Outro fato que acabou tendo uma repercussão bastante negativa foi no Grande Prêmio da Áustria, em 2002. O brasileiro Rubens Barichello, que havia largado na pole position, vinha bem na corrida, desde o início na liderança. Faltando alguns metros para a linha de chegada, eis que uma voz no ouvido de Barichello disse-lhe para não fazer aquilo que ele mais queria: vencer a corrida. Eram ordens da Ferrari pedindo para o brasileiro diminuir a velocidade e deixar Schumacher passar. Que vergonhoso e constrangedor aquele pódio. Recebeste o troféu debaixo de vaiais do público que ali se fazia presente. Mas não tivestes culpa, tu e Barichelo apenas cumpriam o que estava no contrato: obedecer as ordens da Ferrari. Mais tarde, na mesma temporada, no Grande Prêmio dos Estados Unidos, retribuíste a gentileza a Barrichelo, vinhas liderando a prova desde o início e nos últimos segundos, deixaste o companheiro de equipe ganhar a corrida.

Não posso deixar de falar também no acidente que sofreste em 1999, durante o Grande Prêmio da Grã-Bretanha. As rodas travaram e perdeste o controle do carro, indo bater violentamente no muro protegido por pneus. Fraturaste a perna direita e ficaste fora por sete corridas, fato que te impossibilitou ganhar o campeonato.

Desculpa Schummy, mas precisava falar também desses assuntos desagradáveis, afinal eles também fazem parte da história.

Após o ano de 2006, no qual fizeste uma das melhores de tuas temporadas, anunciaste tua aposentadoria da F1. Mas a paixão pelo esporte era tão grande que não resististe ficar longe dele e voltaste. Eras o piloto mais experiente, mas estava em uma equipe que estava aquém da Ferrari e de outras grandes equipes e, como conseqüência, o teu desempenho não foi tão brilhante como das outras vezes. Em 2012 deixaste de vez a Fórmula 1. Mas como se diz aqui no Brasil: “Quem foi rei, nunca perde a majestade”.




Hoje é teu aniversário e te encontras em uma região de fronteira entre a vida e a morte. Estás em estado de coma induzido num hospital francês de Grenoble, devido a uma queda que sofreste enquanto praticavas um de teu hobby preferido: esquiar. A queda provocou um grave traumatismo craniano. Hoje fiquei esperando pronunciamento oficial sobre teu estado de saúde, mas não deram nenhuma notícia. O que foi divulgado pela imprensa é que tua família agradeceu o apoio dos fãs que torcem pela tua recuperação. Teus familiares disseram também que és um lutador e que não irás desistir.

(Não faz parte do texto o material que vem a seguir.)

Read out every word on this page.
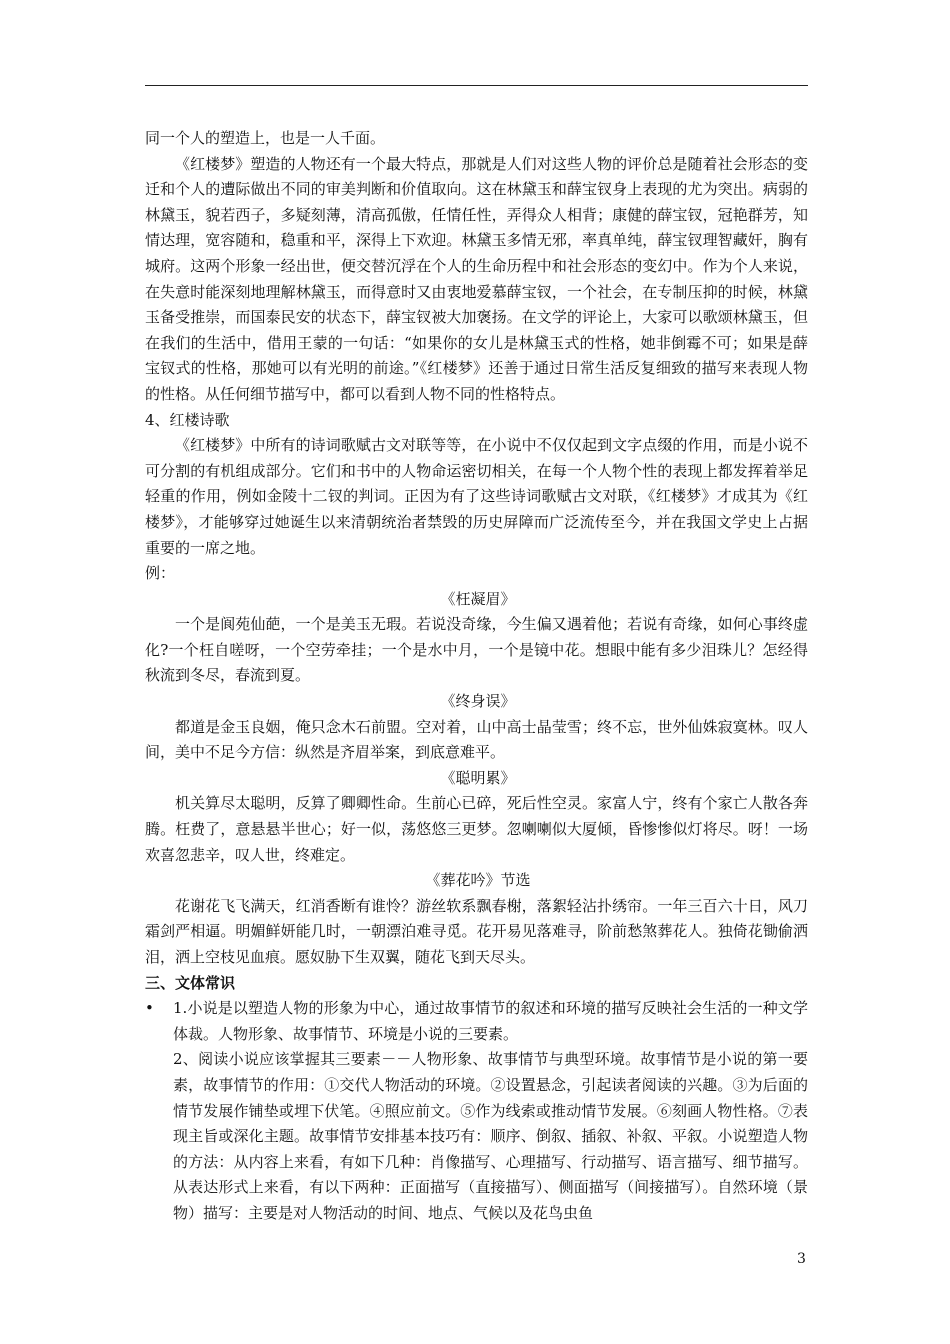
同一个人的塑造上，也是一人千面。

《红楼梦》塑造的人物还有一个最大特点，那就是人们对这些人物的评价总是随着社会形态的变迁和个人的遭际做出不同的审美判断和价值取向。这在林黛玉和薛宝钗身上表现的尤为突出。病弱的林黛玉，貌若西子，多疑刻薄，清高孤傲，任情任性，弄得众人相背；康健的薛宝钗，冠艳群芳，知情达理，宽容随和，稳重和平，深得上下欢迎。林黛玉多情无邪，率真单纯，薛宝钗理智藏奸，胸有城府。这两个形象一经出世，便交替沉浮在个人的生命历程中和社会形态的变幻中。作为个人来说，在失意时能深刻地理解林黛玉，而得意时又由衷地爱慕薛宝钗，一个社会，在专制压抑的时候，林黛玉备受推崇，而国泰民安的状态下，薛宝钗被大加褒扬。在文学的评论上，大家可以歌颂林黛玉，但在我们的生活中，借用王蒙的一句话：“如果你的女儿是林黛玉式的性格，她非倒霉不可；如果是薛宝钗式的性格，那她可以有光明的前途。”《红楼梦》还善于通过日常生活反复细致的描写来表现人物的性格。从任何细节描写中，都可以看到人物不同的性格特点。

4、红楼诗歌

《红楼梦》中所有的诗词歌赋古文对联等等，在小说中不仅仅起到文字点缀的作用，而是小说不可分割的有机组成部分。它们和书中的人物命运密切相关，在每一个人物个性的表现上都发挥着举足轻重的作用，例如金陵十二钗的判词。正因为有了这些诗词歌赋古文对联，《红楼梦》才成其为《红楼梦》，才能够穿过她诞生以来清朝统治者禁毁的历史屏障而广泛流传至今，并在我国文学史上占据重要的一席之地。

例：

《枉凝眉》

一个是阆苑仙葩，一个是美玉无瑕。若说没奇缘，今生偏又遇着他；若说有奇缘，如何心事终虚化?一个枉自嗟呀，一个空劳牵挂；一个是水中月，一个是镜中花。想眼中能有多少泪珠儿？怎经得秋流到冬尽，春流到夏。

《终身误》

都道是金玉良姻，俺只念木石前盟。空对着，山中高士晶莹雪；终不忘，世外仙姝寂寞林。叹人间，美中不足今方信：纵然是齐眉举案，到底意难平。

《聪明累》

机关算尽太聪明，反算了卿卿性命。生前心已碎，死后性空灵。家富人宁，终有个家亡人散各奔腾。枉费了，意悬悬半世心；好一似，荡悠悠三更梦。忽喇喇似大厦倾，昏惨惨似灯将尽。呀！一场欢喜忽悲辛，叹人世，终难定。

《葬花吟》节选

花谢花飞飞满天，红消香断有谁怜？游丝软系飘春榭，落絮轻沾扑绣帘。一年三百六十日，风刀霜剑严相逼。明媚鲜妍能几时，一朝漂泊难寻觅。花开易见落难寻，阶前愁煞葬花人。独倚花锄偷洒泪，洒上空枝见血痕。愿奴胁下生双翼，随花飞到天尽头。

三、文体常识

• 1.小说是以塑造人物的形象为中心，通过故事情节的叙述和环境的描写反映社会生活的一种文学体裁。人物形象、故事情节、环境是小说的三要素。

2、阅读小说应该掌握其三要素－－人物形象、故事情节与典型环境。故事情节是小说的第一要素，故事情节的作用：①交代人物活动的环境。②设置悬念，引起读者阅读的兴趣。③为后面的情节发展作铺垫或埋下伏笔。④照应前文。⑤作为线索或推动情节发展。⑥刻画人物性格。⑦表现主旨或深化主题。故事情节安排基本技巧有：顺序、倒叙、插叙、补叙、平叙。小说塑造人物的方法：从内容上来看，有如下几种：肖像描写、心理描写、行动描写、语言描写、细节描写。从表达形式上来看，有以下两种：正面描写（直接描写）、侧面描写（间接描写）。自然环境（景物）描写：主要是对人物活动的时间、地点、气候以及花鸟虫鱼

3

Já ouvi muitos relatos de pessoas que estavam em coma e seus espíritos começam a fazer uma viagem para ver lugares do passado e pessoas queridas. Certamente, se teu espírito viaja, ele deve estar em Hürt-Hermülheim, Kerpen-Mannhein, em Colonia, na Alemanha, em meio a tua família, formada por gente simples e modesta. Feliz demais, brincando no teu pequeno kart, montado no quintal da tua casa por teu pai. Um raio de sol brilhante descia de céu e banhava, especialmente a ti.

A ti, que já vencestes tantas corridas, tantas lutas, e que agora enfrentas  a maior delas: a luta pela vida, te dedico um trecho da canção Noites Traiçoeiras: “Seja qual for o teu problema. Fale com Deus, ele vai ajudar você. Após a dor, vem a alegria. Pois Deus é amor e não te deixará sofrer”. Como disse, estás num região de fronteira, se decidires voltar para esta vida, e queremos muito que voltes, ficaremos muito honrados, novamente, em habitar o mesmo mundo que habitas. Se tiveres que atravessar a fronteira e seguires teu caminho iluminado nas sendas da eternidade, choraremos, evidentemente, mas continuaremos rezando por ti, e no final, nos reencontraremos.

E assim, te desejo FELIZ ANIVERSÁRIO! E mais que isso: CORGEM SCHUMACHER! FORÇA, CAMPEÃO! LUTE PELA VIDA, COMO LUTASTE PELAS VITÓRIAS!

São os meus votos, os votos dos brasileiros e os votos do mundo inteiro.